Typology
When God created the world he described it as ‘very good’. He placed Adam and Eve made in his image into a garden and to them was given the task of caretakers of creation. The were to rule it on God’s behalf. This mandate would in time take them beyond the boundaries of the garden or perhaps extend to boundaries of the garden as the cultivated and husbanded the resources of the world they had been given. The potential seemed boundless.
But it was not to be as planned. Sin entered the world and with it death. The pall of death seemed to settle on the world and with it the frustration of all human potential. However, death was not the end. God had a plan. It was a plan that would bring life out of death and a new creation out of bondage to decay. God had a way to renew, redeem, restore and regenerate – to create a new Eden, a new heavens and earth that would in glory far exceed the old.
The Bible story is how he does this.
He does it by shaping history towards his purpose. In the course of this history he introduces events, places, people, and institutions that point to the world to come. They are a form of promise, the shape of things not yet seen. They may be rudimentary but they correspond to the reality they indicate. They are promise looking for fulfilment; and fulfilment always eclipses the promise. They are models shadowing the reality which is always an escalation of the model. We call these models ‘types’. Types of course abound: Adam, the tree of life, the Sabbath, Isaac, Israel, Exodus, Canaan, Jerusalem, David, the temple, the sacrifices, the exile etc. Sometimes the type is dark: Babylon; Nimrod.
When we begin to explore the trajectory of fulfilment we find it is often realised in unexpected ways. Adam, for example, the man from the earth is a type of the man from heaven; he prefigures a future head of a new humanity who will come from a different realm and introduce a humanity of a different kind. Ancient Babylon becomes Babylon the whore in Rev 17,18. It seems to describe human civilisation in opposition to God or perhaps some variant on this. Few would see it as simply ancient Babylon rebuilt on the plains of Shriner. The exodus from Egypt is a type of the salvation accomplished by Christ upon the cross; the fulfilment corresponds to and eclipses the original though it is in many ways different from it.

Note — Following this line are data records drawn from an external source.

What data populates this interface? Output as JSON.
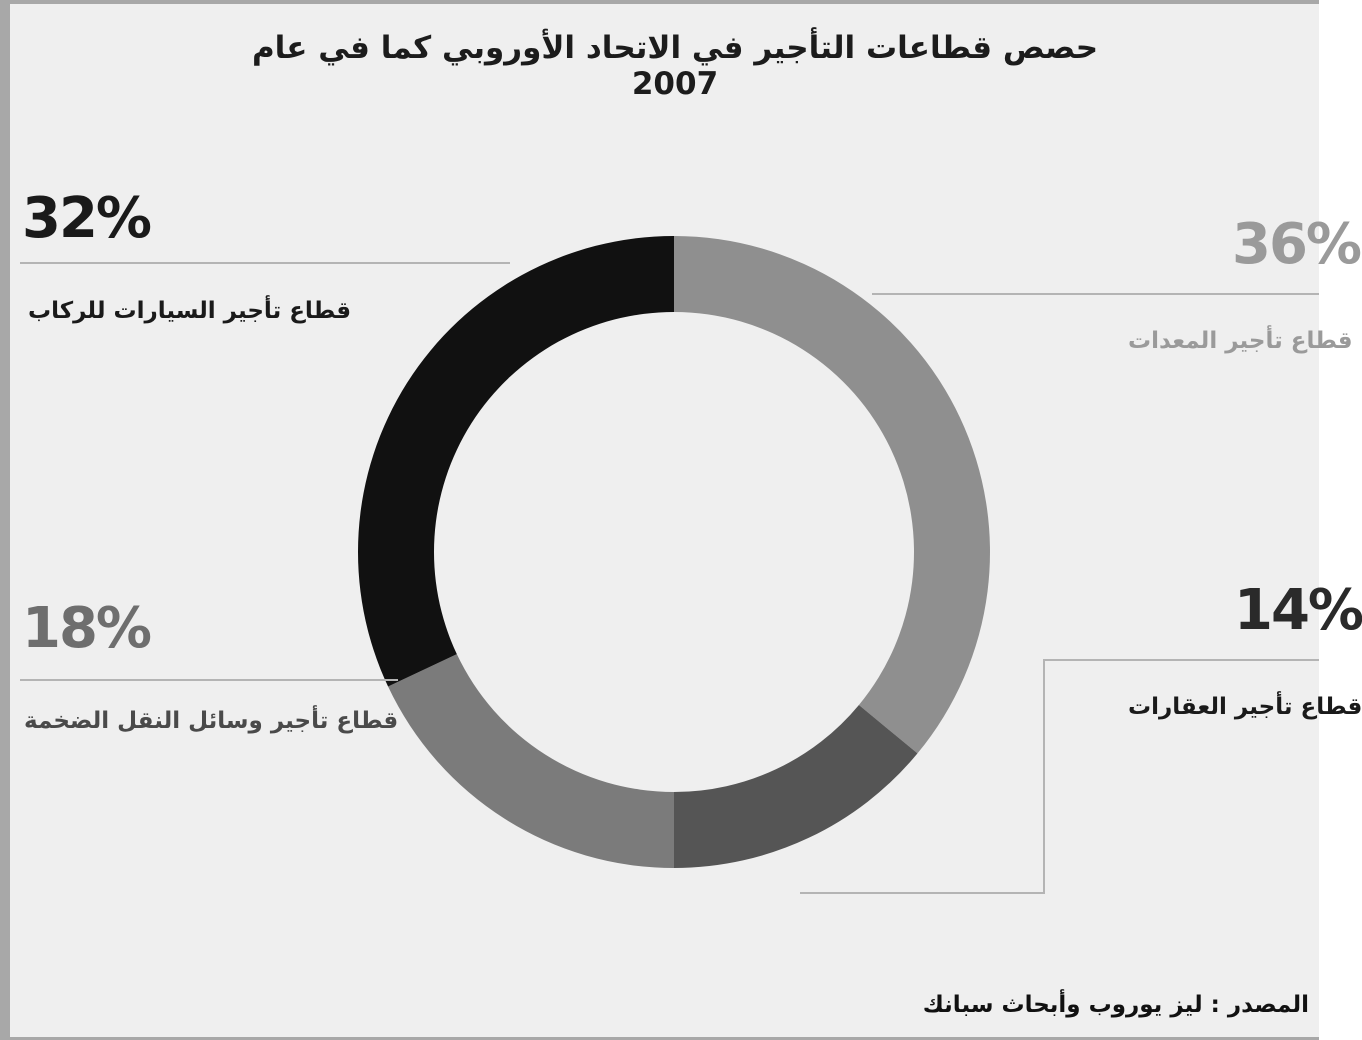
{
  "chart_data": {
    "type": "pie",
    "style": "donut",
    "title": "حصص قطاعات التأجير في الاتحاد الأوروبي كما في عام 2007",
    "source": "المصدر : ليز يوروب وأبحاث سبانك",
    "slices": [
      {
        "label": "قطاع تأجير المعدات",
        "value": 36,
        "value_label": "36%",
        "color": "#8f8f8f",
        "label_color": "#9a9a9a",
        "label_side": "right"
      },
      {
        "label": "قطاع تأجير العقارات",
        "value": 14,
        "value_label": "14%",
        "color": "#555555",
        "label_color": "#2a2a2a",
        "label_side": "right"
      },
      {
        "label": "قطاع تأجير وسائل النقل الضخمة",
        "value": 18,
        "value_label": "18%",
        "color": "#7b7b7b",
        "label_color": "#6e6e6e",
        "label_side": "left"
      },
      {
        "label": "قطاع تأجير السيارات للركاب",
        "value": 32,
        "value_label": "32%",
        "color": "#111111",
        "label_color": "#1a1a1a",
        "label_side": "left"
      }
    ]
  }
}
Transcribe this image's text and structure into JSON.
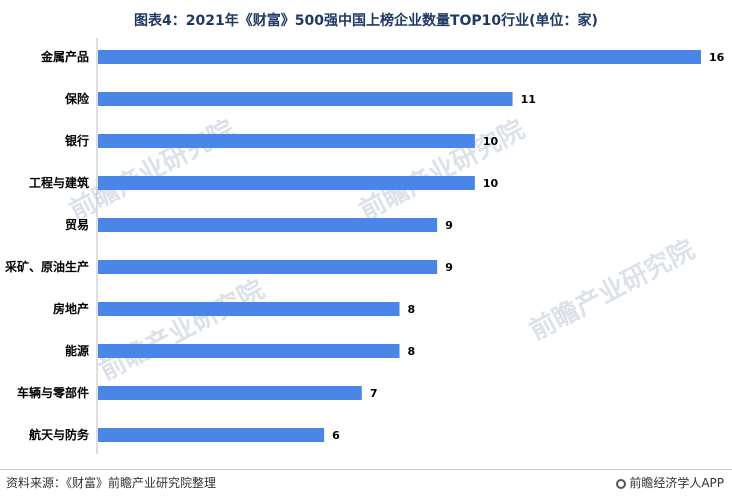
{
  "chart_data": {
    "type": "bar",
    "orientation": "horizontal",
    "title": "图表4：2021年《财富》500强中国上榜企业数量TOP10行业(单位：家)",
    "categories": [
      "金属产品",
      "保险",
      "银行",
      "工程与建筑",
      "贸易",
      "采矿、原油生产",
      "房地产",
      "能源",
      "车辆与零部件",
      "航天与防务"
    ],
    "values": [
      16,
      11,
      10,
      10,
      9,
      9,
      8,
      8,
      7,
      6
    ],
    "xlim": [
      0,
      16
    ],
    "grid": false,
    "bar_color": "#4a86e8"
  },
  "footer": {
    "source": "资料来源：《财富》前瞻产业研究院整理",
    "brand": "前瞻经济学人APP"
  },
  "watermark": "前瞻产业研究院"
}
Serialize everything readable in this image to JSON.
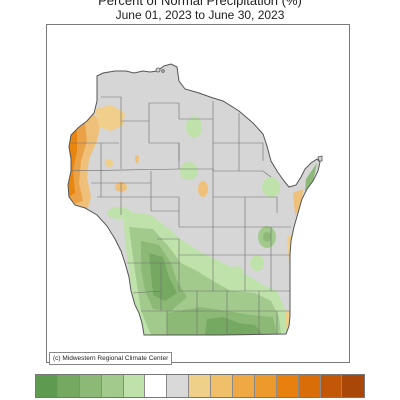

It is important to see that the fulfilment does not require to be a mere replica of the original. This would place fulfilment in a straight jacket. We can see from Scripture this is not how types function. The many sacrifices of the temple point to the once-for-all sacrifice of Christ. While there is correspondence there are clearly differences, not least the temple atonement sacrifices were animals while the sacrifice of the antitype was human. The involuntary animal sacrifice is eclipsed by the obedient, voluntary human sacrifice. Correspondence and escalation are both evident.
Solomon’s temple is a good example of correspondence without being merely a copy. We can see how the temple goes through various phases. In the OT and NY it is an impressive building. In the gospels it becomes the person of Christ. At Pentecost it becomes the church. In the New Jerusalem it has disappeared and the whole city is a temple. The point is the temple is where God dwells. At different times the temple may look quite different but if it is always the dwelling place of God.
Correspondence and escalation seem to be key to types. Types find a correspondence and escalation in their fulfilment. We have seen this in the escalation of animal sacrifices into a human sacrifice who by one obedient volitional sacrifice removes sins (and the need for animal sacrifices) forever. We have seen how the temple becomes a person then a people then the New Jerusalem (itself a people). The promised land, Canaan, becomes presently life in the heavenlies (as opposed to earthly Canaan) in Christ and ultimately a new heavens and new earth.
In the new creation, these types will all find their final realisation. Types are prophetic and prospective. Their promise in embryonic form being finally realised in escalated reality. Thus, just as covenants and prophets anticipated the arrival of the age of fulfilment so to do the types. In fact, the OT in a great variety of ways strained towards the new creation which has begun already in Christ and will be completed in a fully realised new creation.
The thing about typology is it contains within it elements of the reality to which it points. The type is the seed kernel that produces the flower. Or perhaps we should thing of the communion meal. The communion meal is the foretaste of the full heavenly banquet of the people of God. There is a correspondence between the meal and its eschatological reality. There is also an escalation from the Lord’s supper to the marriage supper of the Lamb (Rev 19). The type participates in but is exceed by the reality it anticipates.
If we grasp this we will be saved from too literalistic and wooden fulfilment expectations. Fulfilment will transcend the initial form. As we’ve noticed this is self-evidently the case in many of the types.
In the new creation there will be a realisation of God’s purposes in the initial creation only more so. There is a new heavens and new earth. The Eden garden has become a garden-city. Creation types have been occluded in the fulfilment that is the new heavens and new earth.